Os dispositivos legais que definem a vigência das patentes no Brasil são questionados em ação direta de inconstitucionalidade (ADI n°5529), impetrada pela Procuradoria-Geral da República (PGR), sob relatoria do ministro Dias Toffoli. Na ADI, a PGR argumenta que a norma estimula a demora excessiva na análise dos pedidos de concessão de patentes, tornando indeterminado o período da proteção patentária e violando os princípios constitucionais como o da segurança jurídica (art. 5º, caput, da Constituição da República), da livre concorrência (art. 170, IV, da Constituição) e defesa do consumidor (arts. 5º, XXXII, e 170, V, da Constituição).

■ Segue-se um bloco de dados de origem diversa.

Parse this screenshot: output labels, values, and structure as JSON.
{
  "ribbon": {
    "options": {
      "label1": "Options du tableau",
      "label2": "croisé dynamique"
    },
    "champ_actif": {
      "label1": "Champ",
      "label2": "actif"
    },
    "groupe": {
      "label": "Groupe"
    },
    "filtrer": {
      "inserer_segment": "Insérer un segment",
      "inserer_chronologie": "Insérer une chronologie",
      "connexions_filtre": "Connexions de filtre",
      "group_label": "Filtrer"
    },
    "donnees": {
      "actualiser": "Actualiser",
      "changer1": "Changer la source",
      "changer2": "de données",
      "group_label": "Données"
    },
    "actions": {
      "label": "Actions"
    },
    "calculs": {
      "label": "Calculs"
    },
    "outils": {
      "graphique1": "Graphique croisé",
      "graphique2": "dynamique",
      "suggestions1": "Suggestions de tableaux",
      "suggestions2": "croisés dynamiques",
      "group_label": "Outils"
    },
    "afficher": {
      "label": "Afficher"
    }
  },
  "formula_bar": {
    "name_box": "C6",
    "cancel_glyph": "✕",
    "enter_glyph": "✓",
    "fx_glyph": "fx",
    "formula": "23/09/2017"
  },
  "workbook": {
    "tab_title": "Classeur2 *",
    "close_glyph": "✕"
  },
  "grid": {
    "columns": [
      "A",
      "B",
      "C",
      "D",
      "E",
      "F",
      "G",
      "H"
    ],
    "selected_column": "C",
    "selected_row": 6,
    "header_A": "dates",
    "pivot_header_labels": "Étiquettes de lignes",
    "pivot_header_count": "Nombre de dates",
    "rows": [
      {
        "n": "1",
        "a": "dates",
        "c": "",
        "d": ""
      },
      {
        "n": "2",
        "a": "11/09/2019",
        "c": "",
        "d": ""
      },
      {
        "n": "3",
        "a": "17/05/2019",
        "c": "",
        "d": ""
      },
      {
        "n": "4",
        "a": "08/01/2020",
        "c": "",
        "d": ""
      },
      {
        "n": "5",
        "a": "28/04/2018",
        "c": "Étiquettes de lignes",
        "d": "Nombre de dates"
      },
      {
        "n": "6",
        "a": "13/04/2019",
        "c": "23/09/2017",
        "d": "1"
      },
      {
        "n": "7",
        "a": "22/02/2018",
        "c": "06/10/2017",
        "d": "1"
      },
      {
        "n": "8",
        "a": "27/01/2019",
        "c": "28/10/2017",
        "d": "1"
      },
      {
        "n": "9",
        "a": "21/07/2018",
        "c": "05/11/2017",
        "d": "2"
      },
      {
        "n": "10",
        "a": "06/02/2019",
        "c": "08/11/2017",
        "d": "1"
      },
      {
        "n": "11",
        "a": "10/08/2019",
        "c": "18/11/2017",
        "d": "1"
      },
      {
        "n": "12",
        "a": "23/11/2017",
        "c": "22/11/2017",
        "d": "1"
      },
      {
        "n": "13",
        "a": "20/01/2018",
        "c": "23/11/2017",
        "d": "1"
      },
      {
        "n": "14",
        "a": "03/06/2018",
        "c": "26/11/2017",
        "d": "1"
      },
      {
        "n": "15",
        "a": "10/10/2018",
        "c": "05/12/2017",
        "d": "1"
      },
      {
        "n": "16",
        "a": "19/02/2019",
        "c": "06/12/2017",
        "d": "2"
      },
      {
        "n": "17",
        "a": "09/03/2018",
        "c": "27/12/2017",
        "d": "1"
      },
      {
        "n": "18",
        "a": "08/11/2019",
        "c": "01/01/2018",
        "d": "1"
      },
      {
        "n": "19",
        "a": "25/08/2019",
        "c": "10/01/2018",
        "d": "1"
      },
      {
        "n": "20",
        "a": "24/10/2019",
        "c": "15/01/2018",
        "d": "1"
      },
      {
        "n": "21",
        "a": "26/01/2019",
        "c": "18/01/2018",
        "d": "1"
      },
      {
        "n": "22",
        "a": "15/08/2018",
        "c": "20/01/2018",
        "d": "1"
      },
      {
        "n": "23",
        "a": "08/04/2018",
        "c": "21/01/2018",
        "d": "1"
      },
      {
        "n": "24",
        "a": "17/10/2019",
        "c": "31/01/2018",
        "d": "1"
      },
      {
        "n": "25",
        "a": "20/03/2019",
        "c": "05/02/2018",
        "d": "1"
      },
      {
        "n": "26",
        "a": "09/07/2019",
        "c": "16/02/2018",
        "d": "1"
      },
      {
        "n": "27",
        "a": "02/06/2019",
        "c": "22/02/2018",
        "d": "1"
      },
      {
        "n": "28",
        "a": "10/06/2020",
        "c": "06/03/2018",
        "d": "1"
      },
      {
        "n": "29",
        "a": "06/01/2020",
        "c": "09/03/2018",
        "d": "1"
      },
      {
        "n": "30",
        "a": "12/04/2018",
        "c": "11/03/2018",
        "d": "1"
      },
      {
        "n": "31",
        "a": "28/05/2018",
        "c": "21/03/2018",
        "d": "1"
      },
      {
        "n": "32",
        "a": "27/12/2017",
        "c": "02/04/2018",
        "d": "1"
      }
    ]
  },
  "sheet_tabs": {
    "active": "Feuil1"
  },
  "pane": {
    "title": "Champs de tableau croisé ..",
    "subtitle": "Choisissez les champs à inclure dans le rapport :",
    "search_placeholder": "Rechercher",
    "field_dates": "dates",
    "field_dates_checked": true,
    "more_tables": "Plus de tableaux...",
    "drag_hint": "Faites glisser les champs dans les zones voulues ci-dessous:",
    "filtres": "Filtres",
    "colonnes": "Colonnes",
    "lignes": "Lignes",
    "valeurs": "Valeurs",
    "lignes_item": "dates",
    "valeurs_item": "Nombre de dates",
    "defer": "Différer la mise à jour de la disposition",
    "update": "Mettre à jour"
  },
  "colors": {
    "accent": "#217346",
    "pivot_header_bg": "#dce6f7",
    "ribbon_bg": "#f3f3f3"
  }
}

O ministro Toffoli, em recente decisão liminar, suspendeu a aplicação da prorrogação de prazo às patentes em registros futuros e limitou a vigência para produtos farmacêuticos e materiais de saúde ao prazo máximo estipulado em Lei, mesmo que pendentes de análise, no contexto da crise sanitária em função da pandemia. Agora, os ministros da Corte julgam se referendam a decisão do relator e se os dispositivos da Lei de Patente questionados afrontam postulados constitucionais.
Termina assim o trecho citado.